Oh, oftentimes we hear, “Our priest never talks about this stuff from the pulpit.” The exception can be found here. Fr. Sammie Maletta, pastor of St. John the Evangelist Parish in St. John, Ind., definitely talked about “this stuff” when he preached at Masses last weekend: http://www.youtube.com/watch?v=ltTd81XpDnc&context=C387650aADOEgsToPDskK8lwm5SHyF1VAbF5_-rpxy
From Rome to home II: John L. Allen Jr., author of “A People of Hope,” the most comprehensive book about Cardinal-designate Dolan, will speak in Milwaukee Feb. 28 at Mount Mary College and Feb. 29 at the Milwaukee Athletic Club.
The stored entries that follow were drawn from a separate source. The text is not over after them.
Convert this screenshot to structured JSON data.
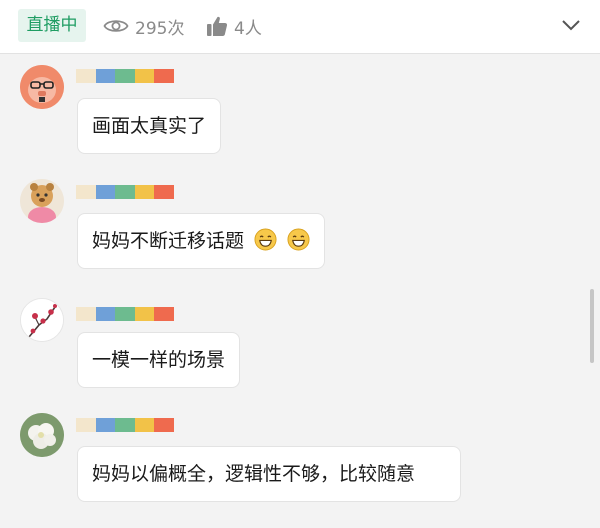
{
  "header": {
    "live_label": "直播中",
    "views": "295次",
    "likes": "4人"
  },
  "comments": [
    {
      "text": "画面太真实了"
    },
    {
      "text": "妈妈不断迁移话题"
    },
    {
      "text": "一模一样的场景"
    },
    {
      "text": "妈妈以偏概全，逻辑性不够，比较随意"
    }
  ],
  "colors": {
    "accent": "#1f9d63",
    "name_bar": [
      "#f3e6cc",
      "#6fa0d8",
      "#6dbb8f",
      "#f2c248",
      "#ef6a4e"
    ]
  },
  "icons": [
    "eye-icon",
    "thumbs-up-icon",
    "chevron-down-icon",
    "grin-emoji-icon"
  ]
}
For information on the former, go to jpiihealingcenter.org; for the latter go to www.stritch.edu/faithandwork/.

Daybreak: Saturday, April 28 is going to be quite a day in the Milwaukee area. In the morning, there’s the St. Vincent de Paul Society’s Beds4Kids Walk at Mount Mary College. In the afternoon, there’s Cardinal Timothy M. Dolan celebrating the 4:30 Mass at Holy Hill, and in the evening Barry Manilow performs at the Milwaukee Theater. Put those two in the same venue at the same time and we could bill it as “The Prelate and the Pianist.”

Speaking of music, during last Sunday’s Grammy Awards, Tony Bennett, who kicked his own cocaine habit 30 years ago, made a pitch for the legalization of all drugs as he reflected on the death of Whitney Houston: “In Amsterdam they legalized drugs and it calmed everybody down. It stopped a lot of gangsters who sneak around and get people to take drugs. Everybody gets wounded that way. By legalizing it, you won’t have that problem.”
My response is here http://www.youtube.com/watch?v=H5Yg6sxxtNQ&feature=related

Let’s not offend St. Valentine: Administrators at a Sheboygan public school didn’t allow a second-grader to distribute his homemade Valentines Tuesday because they contained a message that read, “Jesus loves you.” What? Did they think St. Valentine would have had a problem with such a message? Every time something like this happens, it just strengthens the case for fortifying Catholic schools and for expanding the School Choice program.

There’s still time: Twelve days remain in Return Shopping Carts to the Supermarket Month.

Seasonally speaking: Lent begins this Wednesday. We need it; we really need it. Make it a great one. OK, make it a good one if great is too lofty of a goal.